Edge computing isn’t a new trend on the hype cycle, however, with AWS’s recent announcements at re:Invent and a surge in enterprise demand for edge, it looks like 2020 will be the year things get real.
Edge computing is primarily about moving processing from the cloud, closer to the end-device or end-user. The key drivers for this are:
- Latency for time-sensitive applications, such as those within IoT which need real-time responses.
- Network and bandwidth. Edge computing can minimize the cost of moving large amounts of data, plus reducing reliance on the network
- Data privacy and security. Edge computing approaches can help organizations comply with data sovereignty laws and make sure intellectual property remains on-premises.
Adoption of edge computing is also being driven by a desire to make local computing — on devices or on premises — more cloud-like. Many applications are already being processed close to the end-user, but they run on traditional appliances that are not cloud-native. This fact makes it difficult to change applications, whether it be software upgrades or adding and testing new workloads.
The cloud is built to be resilient and highly available. Software does not run on a single server, therefore it is without a single point of failure. Similarly, an edge cloud would be designed to manage and orchestrate workloads across scalable physical infrastructure to ensure business continuity.
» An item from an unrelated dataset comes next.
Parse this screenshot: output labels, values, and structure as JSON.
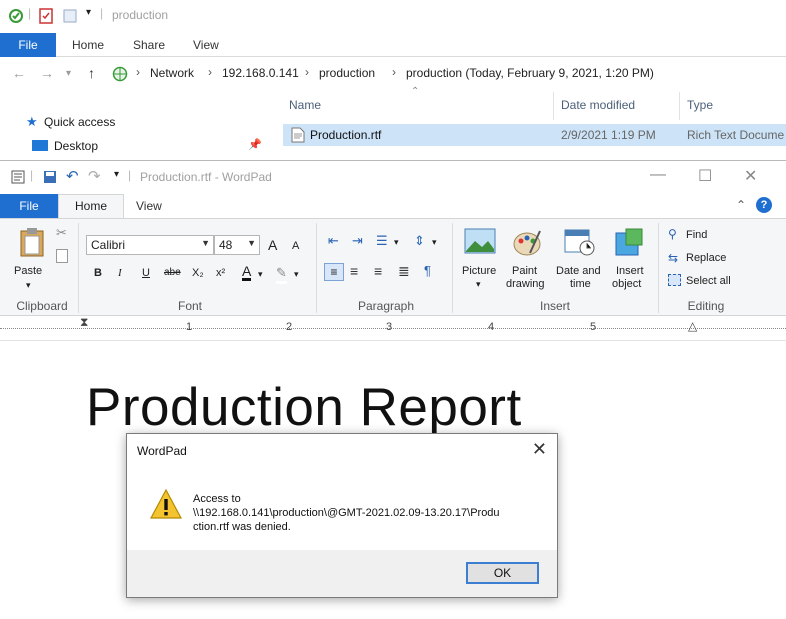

While edge computing will be employed across multiple industries, below, we have highlighted three industries that are already adopting edge computing.
Digitalization in the manufacturing sector has been underpinned by the Fourth Industrial Revolution, characterized by the increased use of automation, software and data analytics. IT and OT convergence is a crucial part of this — moving operational technology (OT) to information technology (IT) systems and infrastructure and making use of networking. Edge computing facilitates platforms for these converged systems, enabling manufacturers to move away from closed, proprietary systems.
By doing so, manufacturers will be able to take advantage of industrial IoT and adopt applications that can change production processes based on the current environment and react to any issues that may arise. The promise of predictive maintenance will be realized, as manufacturers will more easily be able to collect huge amounts of data from their machines, extract meaningful insights and integrate these automatically into workflows, for instance, to schedule a maintenance visit.
Combing edge computing with 5G or Wi-Fi 6 will open up new possibilities to enable smart factories. Connected robots and vehicles within the production facility can be operated remotely or run in an automated way to increase productivity significantly.
The healthcare industry has been relatively slow in adopting cloud. On the one hand, hospital CIOs want to innovate and upgrade IT infrastructure to reap the benefits of the cloud. On the other hand, there is enormous pressure to ensure patient data is kept secure. In the U.S., this is exemplified by the standards set by The Health Insurance Portability and Accountability Act (HIPAA). Healthcare providers still deem the (public) cloud to be a risky option for storing and managing sensitive patient data.
Edge computing can provide a halfway house: keep data safe and secure on-site but incorporate the technology and commercial models associated with the cloud. The use cases that this enables stem from the ability to make better use of data and, therefore, make better decisions to improve patient health. DeepMind’s Streams is an example of an application that could make use of edge computing; it uses patient information to detect acute kidney injury, a condition that affects one in six in-patients in the United Kingdom.
The use cases for edge computing in the construction industry center around managing projects, ensuring worker safety and increasing productivity. For example, machinery in hazardous environments could be operated remotely by using low-latency edge computing to avoid endangering a construction worker. Another use case for health and safety is being able to monitor the environment and pollution to create real-time alerts if they breach a safety threshold.
In the future, drones can be used to monitor the progress of a construction site to mitigate risks and ensure the project stays on track and within budget. Both navigation of the drone and real-time analysis of data collected by the drone cannot tolerate delay in data transmission and processing, therefore, edge computing is critical. Plus, transporting the high-definition imagery data to a remote cloud would be too costly to even consider.
Overall, many use cases will use edge and there is no one size-fits-all approach. Each industry has a unique perspective on why it would adopt edge computing and which characteristic of edge it benefits from most.
Dalia Adib is the Practice Lead for edge computing at STL Partners, a boutique research and consulting firm that advises telcos and technology-focused organizations. As a Principal Consultant, Dalia has led numerous projects in edge computing, primarily working with businesses to refine their commercial strategies and go-to-market for edge computing. Prior to joining STL Partners, she worked at a London-based start-up. She has a Bachelor of Science in Government and Economics from the London School of Economics.